A Crisis Come Home to Roost.

This is what is happening in the UK at the moment:

The Bank of England is steadily and remorselessly increasing interest rates in an attempt to control high inflation. One effect of this is that mortgage lenders are protecting their position by increasing interest rates to their borrowers to a staggering degree.

So, let us take the case of a landlord who has purchased a property, not to live in but as an investment. He or she rents it to a tenant so that the amount coming in compensates for the mortgage payments going out and the owner has a property which gains value as the years go by.

But now there’s a problem because the higher mortgage payments are not matched by the rent chargeable for the property. He or she is, therefore, financially inconvenienced and decides to sell the property. In order to do this he has to get rid of the tenant, which he does by applying for a Section 21 (‘no fault’) Eviction Order. Once that’s been passed by the court he can then send in the bailiffs to remove the tenant.

You might think that such an action is not unreasonable. Landlords have a right to protect themselves financially, and since they own the property they have every right to re-possess and sell it. That makes sense as far as it goes, but how does it stand in comparison with the corollary, the other side of the picture? People are being forcibly removed from their homes through no fault of their own and made homeless, and at a time when rented properties are like gold dust and rents are rising at such a rate that the lower echelons of society are virtually excluded from qualifying.

This is exactly what is happening to the only family I have – all six of them.

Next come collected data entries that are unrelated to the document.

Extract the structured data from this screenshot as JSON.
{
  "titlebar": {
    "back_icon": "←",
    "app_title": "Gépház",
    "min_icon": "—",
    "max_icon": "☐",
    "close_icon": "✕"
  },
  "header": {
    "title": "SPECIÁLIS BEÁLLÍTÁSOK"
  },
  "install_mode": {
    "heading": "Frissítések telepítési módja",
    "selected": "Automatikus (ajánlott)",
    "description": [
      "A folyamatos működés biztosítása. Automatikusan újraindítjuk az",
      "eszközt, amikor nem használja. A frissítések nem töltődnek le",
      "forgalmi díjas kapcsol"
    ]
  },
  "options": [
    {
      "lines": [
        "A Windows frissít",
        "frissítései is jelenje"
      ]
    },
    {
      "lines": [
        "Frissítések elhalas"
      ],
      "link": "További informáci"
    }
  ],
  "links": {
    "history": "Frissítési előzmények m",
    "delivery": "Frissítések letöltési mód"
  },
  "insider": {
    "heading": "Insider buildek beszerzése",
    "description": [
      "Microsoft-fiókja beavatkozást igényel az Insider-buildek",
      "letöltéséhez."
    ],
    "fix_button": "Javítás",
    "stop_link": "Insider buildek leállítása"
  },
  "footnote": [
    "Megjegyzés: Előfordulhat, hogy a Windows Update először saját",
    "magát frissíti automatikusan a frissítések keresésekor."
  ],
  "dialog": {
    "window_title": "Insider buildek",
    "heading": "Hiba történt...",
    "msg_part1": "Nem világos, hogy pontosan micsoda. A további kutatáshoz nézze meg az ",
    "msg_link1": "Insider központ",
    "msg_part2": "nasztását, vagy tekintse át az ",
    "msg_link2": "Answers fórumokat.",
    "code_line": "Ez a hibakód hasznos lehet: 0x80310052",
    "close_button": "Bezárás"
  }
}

This situation didn’t exist until Mrs Thatcher came along. Before that, local councils had a large stock of modest but adequate housing available at low rents so that nobody needed to be homeless. (I spent the first fourteen years of my life in one.) But Mrs Thatcher – the arch American Dreamer possessed of little intelligence, foresight, or appreciation of any values higher than market forces – put a stop to it. She forced the councils to sell off their properties at knock-down prices so that ‘everybody could be a home owner.’ Those with a modicum of common sense argued that it wouldn’t work, but they were ignored in the face of the mindless capitalist imperative and now Britain has hundreds of thousands of homeless people.

There are more strands to this situation, but I’m writing a blog here not a tome of substance. The point I’m making is, after all, simple enough: The housing crisis in Britain is one of those situations in which a ladder of circumstances exists, starting with the politicians and the Bank of England at the top, and ending with those of modest or sub-modest means at the bottom. And they, as usual, are the ones who take the fall. Does it always have to be that way?